The surface of the impregnated laminate was observed after leaving the heating furnace and while being conveyed to the double-held press, but no wrinkles, waving, etc. were observed. The surfaces of the 20 laminates obtained were also observed, and no defects in appearance were observed.

Comparative Example 1 Twenty laminates having a length of 1000 wm were obtained in the same manner as in Example 1 except that no air curtain was provided.

When the surface of the impregnated laminate was observed after leaving the heating furnace and being conveyed to the double belt press, wrinkles were confirmed.

In addition, fine striped appearance defects were observed in 12 of the 20 laminates obtained.

Example 2 Twenty laminates having a body length of 1000 mm were obtained in the same manner as in Example 1 except that the air temperature of the air curtain was changed to 40°C.

The surface of the impregnated laminate was observed after leaving the heating furnace and while being conveyed to the double-held press, but no wrinkles, waving, etc. were observed.
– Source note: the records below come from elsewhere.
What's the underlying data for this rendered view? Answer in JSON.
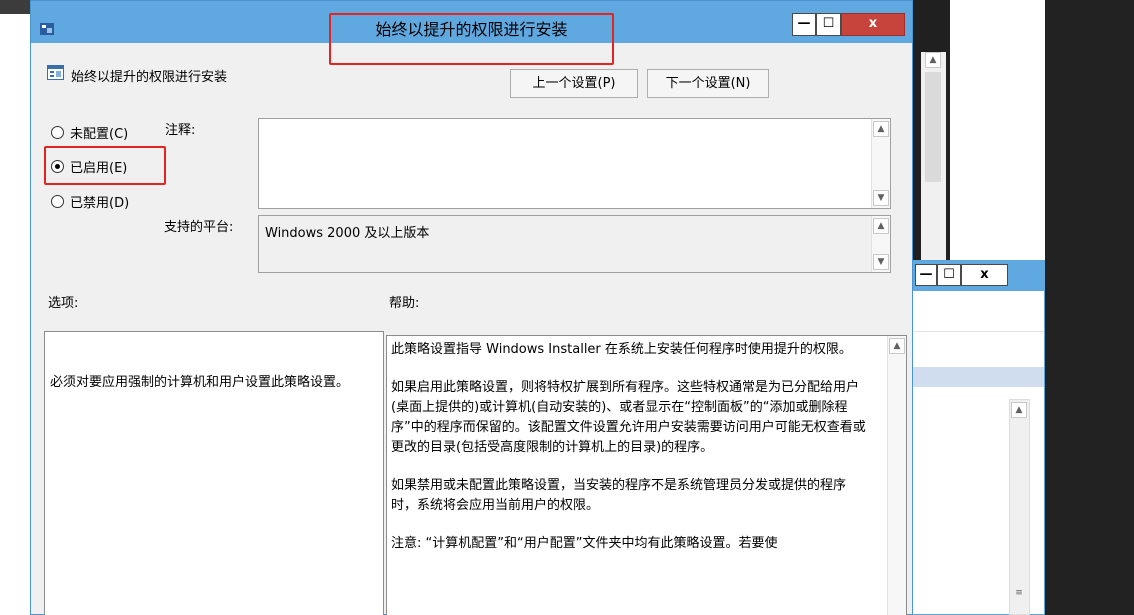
{
  "dialog": {
    "title": "始终以提升的权限进行安装",
    "controls": {
      "minimize": "—",
      "maximize": "☐",
      "close": "x"
    }
  },
  "policy": {
    "name": "始终以提升的权限进行安装",
    "prev_button": "上一个设置(P)",
    "next_button": "下一个设置(N)"
  },
  "state": {
    "options": [
      {
        "label": "未配置(C)",
        "checked": false
      },
      {
        "label": "已启用(E)",
        "checked": true
      },
      {
        "label": "已禁用(D)",
        "checked": false
      }
    ]
  },
  "comment": {
    "label": "注释:",
    "value": ""
  },
  "platform": {
    "label": "支持的平台:",
    "value": "Windows 2000 及以上版本"
  },
  "options_panel": {
    "label": "选项:",
    "text": "必须对要应用强制的计算机和用户设置此策略设置。"
  },
  "help_panel": {
    "label": "帮助:",
    "paragraphs": [
      "此策略设置指导 Windows Installer 在系统上安装任何程序时使用提升的权限。",
      "如果启用此策略设置，则将特权扩展到所有程序。这些特权通常是为已分配给用户(桌面上提供的)或计算机(自动安装的)、或者显示在“控制面板”的“添加或删除程序”中的程序而保留的。该配置文件设置允许用户安装需要访问用户可能无权查看或更改的目录(包括受高度限制的计算机上的目录)的程序。",
      "如果禁用或未配置此策略设置，当安装的程序不是系统管理员分发或提供的程序时，系统将会应用当前用户的权限。",
      "注意: “计算机配置”和“用户配置”文件夹中均有此策略设置。若要使"
    ]
  },
  "background_window": {
    "controls": {
      "minimize": "—",
      "maximize": "☐",
      "close": "x"
    }
  },
  "colors": {
    "titlebar": "#5fa8e0",
    "highlight": "#e52421",
    "close": "#c7443c"
  }
}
The surfaces of the 20 laminates obtained were also observed, and no defects in appearance were observed.

〔Effect of the invention〕

According to the manufacturing method of the present invention, there is no inflow of outside air into the heating furnace, and a laminate with no appearance defects can be obtained.

[Brief explanation of the drawing]

FIG. 1 is a sectional view showing an example of a heating furnace used in the manufacturing method of the present invention. Note that the arrow indicates the direction of travel of the air or impregnated laminate. impregnated laminate, 2: heating furnace, 3: heating furnace inlet, 4: support roll, 5: heating furnace outlet, 6: air curtain device,
7: Exhaust port, 7': Exhaust pipe, 8: Heated air supply port, 8
': Heated air supply pipe, 9: Air heater.

Claims (1)

[Scope of Claims] 1. An impregnated laminate formed by laminating long thermosetting resin-impregnated substrates and laminating a long metal foil or cover film on one or both sides of the impregnated laminate is heated in a heating furnace. A method for manufacturing a laminate, which includes a step of continuously heating while exhausting volatile matter inside the laminate, which is characterized by using a heating furnace provided with an air curtain at the inlet and/or outlet as the heating furnace. . 2. The manufacturing method according to claim 1, wherein the air temperature of the air curtain is lower than the air temperature in the heating furnace and higher than the outside air temperature. 3. The manufacturing method according to claim 1 or 2, wherein heated air is supplied into the heating furnace at the same time as the volatile matter in the heating furnace is exhausted.